Data Masking is the act of replacing meaningful data with non-meaningful, or "masked" data to be used during development, and testing, etc. This is generally used to protect personally identifiable information from being seen outside of a production system.

The main reason for applying masking to a data field is to protect data that is classified as personally identifiable data, personally sensitive data or commercially sensitive data, however the data must remain usable for the purposes of undertaking valid test cycles. It must also look real and appear consistent.

The primary concern from a corporate governance perspective is that personnel conducting work in non-production environments are not always security cleared to operate with the information contained in the production data. This practice represents a security hole where data can be copied by unauthorized personnel and security measures associated with standard production level controls can be easily bypassed. This represents an access point for a data security breach.

A well-conceived data-masking program will have, among others, the following attributes:

  1. The data must remain meaningful for the application logic. For example, if elements of addresses are to be obfuscated and city and suburbs are replaced with substitute cities or suburbs, then, if within the application there is a feature that validates postcode or post code lookup, that function must still be allowed to operate without error and operate as expected. The same is also true for credit-card algorithm validation checks and Social Security Number validations.

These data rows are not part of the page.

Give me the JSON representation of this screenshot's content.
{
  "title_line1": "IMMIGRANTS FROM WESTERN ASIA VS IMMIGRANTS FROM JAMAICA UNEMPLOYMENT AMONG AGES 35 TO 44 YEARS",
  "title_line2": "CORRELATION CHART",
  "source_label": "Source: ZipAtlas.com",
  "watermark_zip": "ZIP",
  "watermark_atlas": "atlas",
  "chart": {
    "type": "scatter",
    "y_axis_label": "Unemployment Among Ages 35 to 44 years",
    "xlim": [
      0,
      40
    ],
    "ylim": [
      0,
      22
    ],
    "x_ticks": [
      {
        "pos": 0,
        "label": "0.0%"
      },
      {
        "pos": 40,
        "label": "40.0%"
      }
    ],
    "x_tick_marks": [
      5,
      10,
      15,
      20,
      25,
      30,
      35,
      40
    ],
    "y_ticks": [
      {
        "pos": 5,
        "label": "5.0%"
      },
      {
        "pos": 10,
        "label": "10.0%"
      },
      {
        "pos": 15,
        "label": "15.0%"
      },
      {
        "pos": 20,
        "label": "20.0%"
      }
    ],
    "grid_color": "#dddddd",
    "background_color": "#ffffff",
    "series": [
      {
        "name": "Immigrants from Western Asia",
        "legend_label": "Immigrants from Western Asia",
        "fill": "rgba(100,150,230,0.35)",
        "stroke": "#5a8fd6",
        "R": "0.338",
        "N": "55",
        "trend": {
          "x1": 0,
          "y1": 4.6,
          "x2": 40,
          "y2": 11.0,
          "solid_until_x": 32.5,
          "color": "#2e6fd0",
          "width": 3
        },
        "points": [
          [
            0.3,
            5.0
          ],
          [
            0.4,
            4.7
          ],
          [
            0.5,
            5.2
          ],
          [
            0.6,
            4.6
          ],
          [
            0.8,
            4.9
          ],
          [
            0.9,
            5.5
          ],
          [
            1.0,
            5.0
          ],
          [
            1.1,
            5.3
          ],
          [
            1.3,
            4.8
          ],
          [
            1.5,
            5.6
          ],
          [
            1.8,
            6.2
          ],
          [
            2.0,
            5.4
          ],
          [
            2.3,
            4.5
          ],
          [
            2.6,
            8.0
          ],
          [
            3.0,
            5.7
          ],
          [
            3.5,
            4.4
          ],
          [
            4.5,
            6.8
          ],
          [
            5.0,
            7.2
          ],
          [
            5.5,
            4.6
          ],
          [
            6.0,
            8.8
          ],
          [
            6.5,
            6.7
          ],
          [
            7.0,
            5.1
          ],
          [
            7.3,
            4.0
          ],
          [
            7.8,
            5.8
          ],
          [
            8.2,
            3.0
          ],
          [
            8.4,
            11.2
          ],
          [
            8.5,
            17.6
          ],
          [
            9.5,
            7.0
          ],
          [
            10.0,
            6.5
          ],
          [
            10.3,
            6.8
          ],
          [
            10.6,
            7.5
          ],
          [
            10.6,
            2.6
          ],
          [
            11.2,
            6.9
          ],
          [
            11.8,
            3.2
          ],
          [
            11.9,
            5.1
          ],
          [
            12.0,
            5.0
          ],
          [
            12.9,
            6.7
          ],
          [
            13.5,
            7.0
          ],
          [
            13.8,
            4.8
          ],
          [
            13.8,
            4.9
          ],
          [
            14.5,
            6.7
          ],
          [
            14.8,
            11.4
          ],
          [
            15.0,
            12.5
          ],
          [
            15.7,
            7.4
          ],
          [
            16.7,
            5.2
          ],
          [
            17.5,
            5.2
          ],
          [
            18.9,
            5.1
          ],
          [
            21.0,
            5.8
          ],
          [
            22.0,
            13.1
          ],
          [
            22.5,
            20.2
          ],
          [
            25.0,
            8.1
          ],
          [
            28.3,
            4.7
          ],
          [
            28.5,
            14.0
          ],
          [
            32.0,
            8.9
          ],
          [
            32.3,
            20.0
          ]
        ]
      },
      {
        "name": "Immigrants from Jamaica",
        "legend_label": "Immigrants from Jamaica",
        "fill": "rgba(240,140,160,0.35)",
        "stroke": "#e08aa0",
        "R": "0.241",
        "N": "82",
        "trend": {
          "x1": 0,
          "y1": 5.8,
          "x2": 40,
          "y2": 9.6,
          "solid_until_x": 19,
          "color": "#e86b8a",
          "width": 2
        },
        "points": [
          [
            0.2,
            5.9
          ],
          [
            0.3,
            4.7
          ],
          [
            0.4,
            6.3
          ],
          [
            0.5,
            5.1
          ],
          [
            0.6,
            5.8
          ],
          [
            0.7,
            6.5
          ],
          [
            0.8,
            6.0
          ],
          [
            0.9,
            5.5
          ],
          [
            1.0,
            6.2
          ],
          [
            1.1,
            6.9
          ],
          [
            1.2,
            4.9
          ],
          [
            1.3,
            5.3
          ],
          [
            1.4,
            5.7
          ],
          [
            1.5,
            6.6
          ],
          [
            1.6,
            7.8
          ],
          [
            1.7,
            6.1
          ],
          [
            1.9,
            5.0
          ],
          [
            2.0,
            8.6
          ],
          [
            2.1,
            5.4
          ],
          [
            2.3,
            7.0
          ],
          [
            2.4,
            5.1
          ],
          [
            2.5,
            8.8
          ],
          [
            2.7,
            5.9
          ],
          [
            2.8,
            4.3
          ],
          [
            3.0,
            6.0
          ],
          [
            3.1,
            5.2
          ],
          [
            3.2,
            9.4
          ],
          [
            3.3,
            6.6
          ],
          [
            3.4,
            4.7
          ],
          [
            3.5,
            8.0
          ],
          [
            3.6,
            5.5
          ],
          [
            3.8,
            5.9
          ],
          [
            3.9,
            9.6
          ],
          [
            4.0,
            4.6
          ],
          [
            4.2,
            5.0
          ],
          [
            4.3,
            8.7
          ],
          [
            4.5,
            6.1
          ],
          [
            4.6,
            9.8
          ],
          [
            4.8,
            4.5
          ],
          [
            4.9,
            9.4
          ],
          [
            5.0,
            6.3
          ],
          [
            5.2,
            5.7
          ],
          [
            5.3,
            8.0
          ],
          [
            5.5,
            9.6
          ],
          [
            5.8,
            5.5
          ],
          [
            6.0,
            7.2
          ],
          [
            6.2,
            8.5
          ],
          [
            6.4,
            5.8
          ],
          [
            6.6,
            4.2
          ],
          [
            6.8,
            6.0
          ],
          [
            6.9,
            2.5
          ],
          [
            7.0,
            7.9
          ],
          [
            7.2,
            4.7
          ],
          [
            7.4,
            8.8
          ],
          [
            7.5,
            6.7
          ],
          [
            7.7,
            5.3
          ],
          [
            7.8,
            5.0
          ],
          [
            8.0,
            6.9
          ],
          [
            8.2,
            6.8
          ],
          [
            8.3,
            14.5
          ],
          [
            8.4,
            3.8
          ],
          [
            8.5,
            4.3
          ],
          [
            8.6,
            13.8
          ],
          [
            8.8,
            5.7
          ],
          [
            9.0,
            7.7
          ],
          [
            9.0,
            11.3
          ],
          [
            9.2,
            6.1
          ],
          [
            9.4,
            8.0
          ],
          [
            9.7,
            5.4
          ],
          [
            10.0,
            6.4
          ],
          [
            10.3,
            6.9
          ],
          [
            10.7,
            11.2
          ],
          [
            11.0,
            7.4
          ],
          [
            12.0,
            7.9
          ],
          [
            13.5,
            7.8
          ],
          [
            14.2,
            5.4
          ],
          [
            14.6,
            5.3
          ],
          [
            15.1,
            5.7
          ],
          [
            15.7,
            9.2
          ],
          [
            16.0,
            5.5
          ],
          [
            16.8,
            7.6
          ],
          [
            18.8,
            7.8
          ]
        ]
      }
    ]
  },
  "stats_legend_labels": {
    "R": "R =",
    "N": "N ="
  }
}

  2. The data must undergo enough changes so that it is not obvious that the masked data is from a source of production data. For example, it may be common knowledge in an organisation that there are 10 senior managers all earning in excess of $300K. If a test environment of the organisation's HR System also includes 10 identities in the same earning-bracket, then other information could be pieced together to reverse-engineer a real-life identity. Theoretically, if the data is obviously masked or obfuscated, then it would be reasonable for someone intending a data breach to assume that they could reverse engineer identity-data if they had some degree of knowledge of the identities in the production data-set. Accordingly, data obfuscation or masking of a data-set applies in such a manner as to ensure that identity and sensitive data records are protected - not just the individual data elements in discrete fields and tables.